Que nous dit-il dans son ouvrage ? Que Marie-Antoinette ne méritât pas sa mauvaise réputation, fabriquée de toute pièce par une quinzaine de maîtres chanteurs français installés à Londres.

« Marie-Antoinette, comme les maîtresses de Louis XV, a été victime de maîtres chanteurs français installés à Londres qui écrivaient des choses fausses pour leur soutirer de l'argent … C'était plus rentable et moins risqué pour eux que de diffuser véritablement leurs pamphlets… »
Selon le chercheur, ils n'étaient pas républicains, tout juste certains étaient des « patriotes réformateurs ». Au moment de la Révolution, certains y étaient complètement opposés, d'autres étaient favorables à une monarchie constitutionnelle, précise-t-il.

Rêvons un peu… pour la parution de l’ouvrage en français…

Présentation de l’édition française à Versailles, avec Sofia Coppola et tous les grands médias…un grand buffet avec les produits du Potager du Roi…
Et bien sûr Alain Barenton en Grand Echanson… Alain Baranton, grand jardinier, certes, mais qui dans un entretien après la sortie de son livre « Le jardinier de Versailles » répondait à la question :
Et les rois de Versailles comment les envisagez-vous ?
« Louis XIV a vécu son pouvoir absolu, comme un despote total. Il n’a rien d’un génie, c’était un homme cruel qui n’a jamais rien créé.
Il ne faut jamais oublier que Versailles fut conçu pour des Rois et non par des Rois. »

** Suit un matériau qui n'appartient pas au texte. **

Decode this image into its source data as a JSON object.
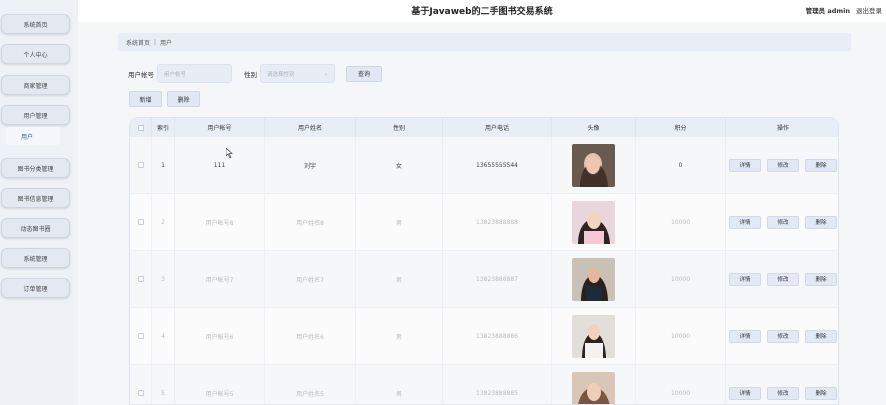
{
  "header": {
    "title": "基于Javaweb的二手图书交易系统",
    "user_label": "管理员 admin",
    "logout": "退出登录"
  },
  "sidebar": {
    "items": [
      {
        "label": "系统首页"
      },
      {
        "label": "个人中心"
      },
      {
        "label": "商家管理"
      },
      {
        "label": "用户管理"
      },
      {
        "label": "图书分类管理"
      },
      {
        "label": "图书信息管理"
      },
      {
        "label": "动态图书圈"
      },
      {
        "label": "系统管理"
      },
      {
        "label": "订单管理"
      }
    ],
    "submenu": {
      "label": "用户"
    }
  },
  "breadcrumb": {
    "home": "系统首页",
    "sep": "|",
    "current": "用户"
  },
  "search": {
    "account_label": "用户帐号",
    "account_placeholder": "用户帐号",
    "gender_label": "性别",
    "gender_placeholder": "请选择性别",
    "search_btn": "查询"
  },
  "actions": {
    "add": "新增",
    "delete": "删除"
  },
  "table": {
    "headers": [
      "索引",
      "用户帐号",
      "用户姓名",
      "性别",
      "用户电话",
      "头像",
      "积分",
      "操作"
    ],
    "rows": [
      {
        "index": "1",
        "account": "111",
        "name": "刘宇",
        "gender": "女",
        "phone": "13655555544",
        "points": "0"
      },
      {
        "index": "2",
        "account": "用户帐号8",
        "name": "用户姓名8",
        "gender": "男",
        "phone": "13823888888",
        "points": "10000"
      },
      {
        "index": "3",
        "account": "用户帐号7",
        "name": "用户姓名7",
        "gender": "男",
        "phone": "13823888887",
        "points": "10000"
      },
      {
        "index": "4",
        "account": "用户帐号6",
        "name": "用户姓名6",
        "gender": "男",
        "phone": "13823888886",
        "points": "10000"
      },
      {
        "index": "5",
        "account": "用户帐号5",
        "name": "用户姓名5",
        "gender": "男",
        "phone": "13823888885",
        "points": "10000"
      }
    ],
    "ops": {
      "detail": "详情",
      "edit": "修改",
      "delete": "删除"
    }
  },
  "colors": {
    "accent": "#e1e8f4",
    "sidebar_bg": "#eef1f6",
    "header_row": "#e8eef8"
  }
}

Oui, tout est bon… Sauf de rétablir la vérité…

Et si jamais une telle présentation se faisait, merci aux détenteurs d’un couteau de sommelier, manche en if du bosquet de la reine, de le garder bien fermé au tréfonds de leur poche…

Portemont, le 30 novembre 2006

Et nous levons notre verre à la santé de la reine, comme nous le faisons souvent, avec une pensée pour notre ami Philippe de Tokyo.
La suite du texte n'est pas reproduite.